Secara keseluruhan, anggaran program pemulihan ekonomi nasional Rp 695 triliun. Dari sisi pasokan, bentuknya beragam, antara lain insentif fiskal dalam bentuk stimulus perpajakan dan insentif nonfiskal dalam bentuk berbagai relaksasi regulasi.
Stimulus ini menyasar berbagai segmen industri, mulai dari koperasi, usaha mikro, kecil, dan menengah (UMKM), korporasi, hingga BUMN. Tujuan berbagai stimulus tersebut tentunya menyalurkan hasil produksi di sektor hulu, seperti pertanian, peternakan, dan perikanan, serta industri pengolahan lain.
Selain mengintervensi sisi pasokan, pemerintah juga perlu meningkatkan intervensi sisi permintaan dengan menggenjot daya beli masyarakat. Dana lebih dari Rp 200 triliun disiapkan untuk sektor rumah tangga dalam berbagai bentuk, di antaranya bantuan sosial, program Kartu Prakerja, subsidi gaji, dan diskon harga listrik. Di sisi lain, kendati subsidi gaji direalisasikan, konsumsi masyarakat tidak akan otomatis naik karena tingkat pengangguran masih tinggi.
Dengan intervensi dari sisi permintaan, kemungkinan ekonomi Indonesia bisa keluar dari resesi masih 50:50. Untuk itu, pengusaha meminta pemerintah memperlancar distribusi stimulus bagi perlaku usaha dan masyarakat yang membutuhkan agar perekonomian nasional terus bergerak.
Dengan intervensi dari sisi permintaan, kemungkinan ekonomi Indonesia bisa keluar dari resesi masih 50:50.
Pembenahan
Secara umum, dari sisi perencanaan, berbagai insentif yang telah dicanangkan pemerintah dapat dikatakan cukup baik.
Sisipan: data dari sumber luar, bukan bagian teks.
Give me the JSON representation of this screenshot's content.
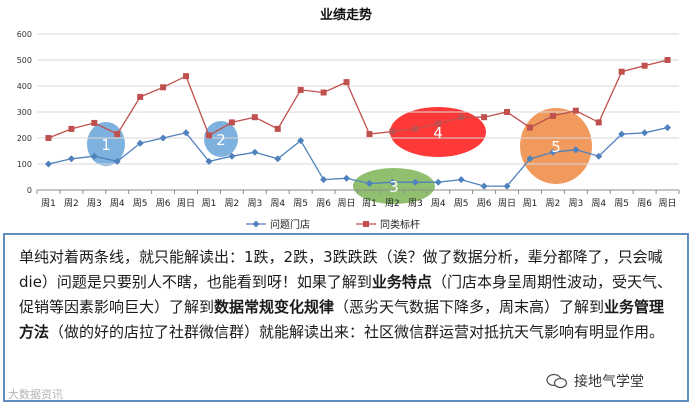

Namun, di level eksekusi, berbagai program tersebut masih perlu dibenahi, terutama dalam koordinasi untuk meningkatkan daya serap anggaran pemulihan ekonomi nasional.
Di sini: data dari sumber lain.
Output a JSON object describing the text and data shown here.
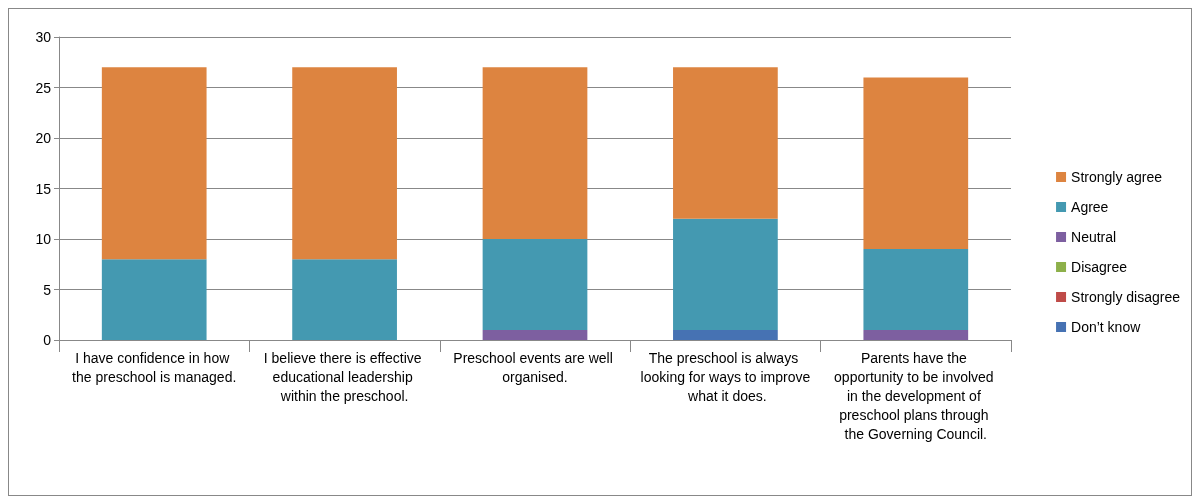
{
  "chart_data": {
    "type": "bar",
    "stacked": true,
    "categories": [
      "I have confidence in how the preschool is managed.",
      "I believe there is effective educational leadership within the preschool.",
      "Preschool events are well organised.",
      "The preschool is always looking for ways to improve what it does.",
      "Parents have the opportunity to be involved in the development of preschool plans through the Governing Council."
    ],
    "series": [
      {
        "name": "Don’t know",
        "color": "#4672b3",
        "values": [
          0,
          0,
          0,
          1,
          0
        ]
      },
      {
        "name": "Strongly disagree",
        "color": "#bf4b48",
        "values": [
          0,
          0,
          0,
          0,
          0
        ]
      },
      {
        "name": "Disagree",
        "color": "#8db04a",
        "values": [
          0,
          0,
          0,
          0,
          0
        ]
      },
      {
        "name": "Neutral",
        "color": "#7d5fa0",
        "values": [
          0,
          0,
          1,
          0,
          1
        ]
      },
      {
        "name": "Agree",
        "color": "#4499b1",
        "values": [
          8,
          8,
          9,
          11,
          8
        ]
      },
      {
        "name": "Strongly agree",
        "color": "#dd8440",
        "values": [
          19,
          19,
          17,
          15,
          17
        ]
      }
    ],
    "ylim": [
      0,
      30
    ],
    "yticks": [
      0,
      5,
      10,
      15,
      20,
      25,
      30
    ],
    "grid": "y",
    "legend": "right"
  }
}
Serapan anggaran memang masih menjadi masalah klasik pemerintah. Dari anggaran untuk program pemulihan ekonomi nasional yang sebesar Rp 695 triliun, baru sekitar 19 persen yang terealisasi atau terserap.
Dalam memperkuat koordinasi dan pengawasan agar penyerapan anggaran pemulihan ekonomi nasional semakin optimal, pemerintah juga mesti bekerja sama dengan lembaga, seperti Badan Pemeriksa Keuangan dan Komisi Pembarantasan Korupsi.
Setiap perangkat pemerintah daerah juga mesti dipastikan dapat menjalankan pengawasan yang tepat guna mengggeliatkan kembali perdagangan di Tanah Air. Namun, tetap harus dipastikan, peraturan pemerintah bisa lebih fleksibel agar dapat disesuaikan dengan kondisi terkini.